Maulana Malik Isroil berasal dari Turki, ahli mengatur negara. Wafat tahun 1435 M. Makamnya di Gunung Santri,
Cilegon antara Serang-Merak, Jawa Barat.
Silsilah Maulana Malik
Isroil
Maulana Malik Isroil
/Ali Nurul Alam bin As-Sayyid Jamaluddin
Husain bin As-Sayyid Ahmad Jalaluddin bin
As-Sayyid Abdullah bin As-Sayyid Abdul Malik Azmatkhan bin As-Sayyid
Alwi Ammil Faqih bin As-Sayyid Muhammad Shahib Mirbath bin As-Sayyid Ali Khali’
Qasam bin As-Sayyid Alwi bin As-Sayyid Muhammad bin As-Sayyid Alwi bin
As-Sayyid Ubaidillah bin Al-Imam Ahmad Al-Muhajir bin Al-Imam Isa bin Al-Imam
Muhammad bin Al-Imam Al-Uraidhi bin Al-Imam Ja’far Shadiq bin Al-Imam Muhammad
Al-Baqir bin Al-Imam Ali Zainal Abidin bin Al-Imam Al-Husain bin Sayyidah
Fathimah Az-Zahra/Ali bin Abi Thalib, binti Nabi Muhammad Rasulullah saw.
Maulana Malik Isroill bersama anggota dewan Wali Songo menyebarkan Islam
hingga akhirnya hayatnya. beliau dimakamkan di sebuah bukit kecil di tepi Teluk
Banten, Bojonegara, Kab.
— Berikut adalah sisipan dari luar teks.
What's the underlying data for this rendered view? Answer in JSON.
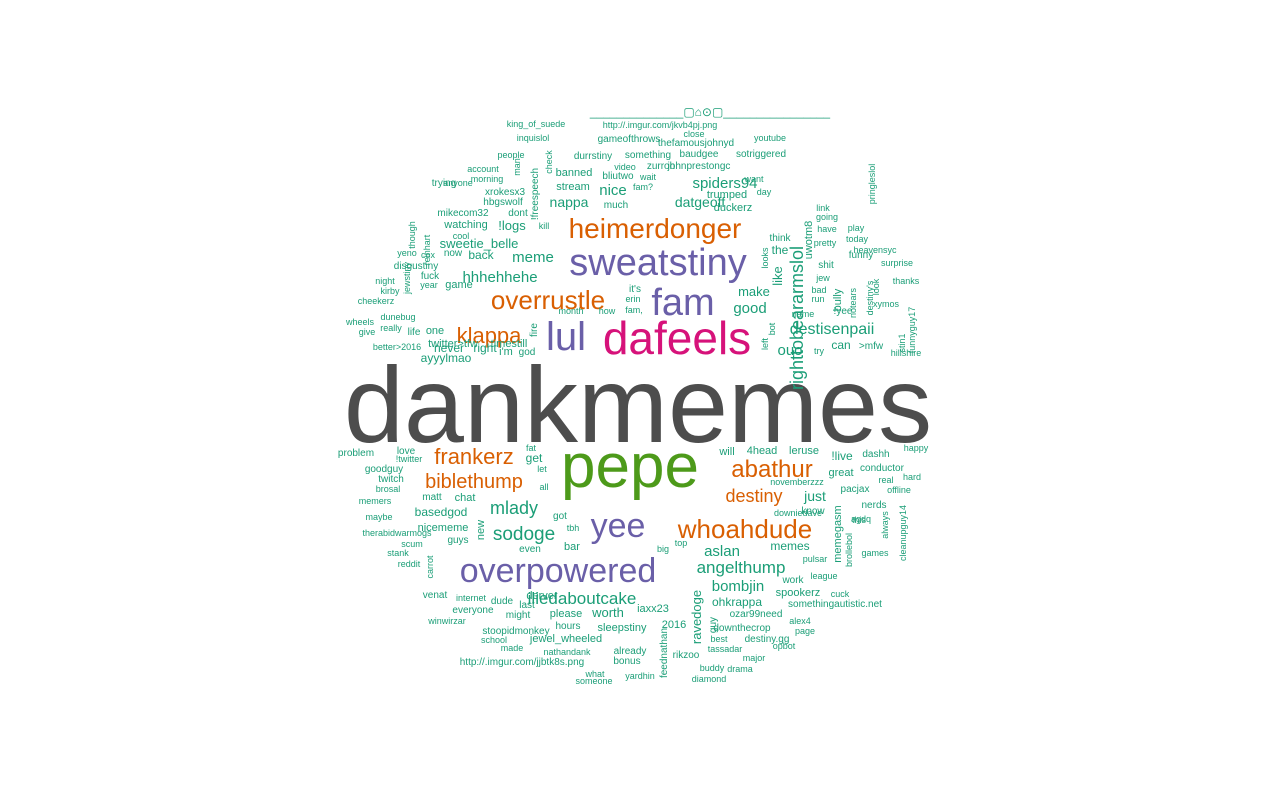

Serang, utara Kota Cilegon. Tampaknya, bukit itu
dipilih pertama kali oleh Maulana Malik Isroil. sebagai ulama yang lebih tua
dari Syeikh Sholeh bin Abdurrahman seorang penyebar Islam yang hidup pada masa
Maulana Hassanuddin. Bukit itu
berada pada lokasi yang memiliki titik pandang yang cukup indah ke arah barat
sehingga dapat menjadi proyeksi tafakur pada saat menyepi. Masyarakat menyebut
bukit itu dengan Gunung Santri. daerah itu adalah tempat santri belajar kepada
guru/ulama.
Pada
masa selanjutnya, daerah itu disebut dengan nama Kampung Beji. Sebuah kampung
yang kemudian menjadi basis pergerakan perlawanan masyarakat Banten terhadap
Hindia Belanda pada akhir abad ke-19 hingga masa kemerdekaan. Salah satu
inspirator perlawanan itu adalah Maulana Malik Israel, selain tentunya Sultan
Ageng Tirtayasa, musuh utama VOC. Inspirasi itu masuk
dalam beberapa bentuk, antara lain melalui keturunannya yang tersebar di hampir
seluruh tanah banten. Salah satu keturunannya adalah Syeikh Jamaluddin yang
dimakamkan di dekat Pelabuhan Merak.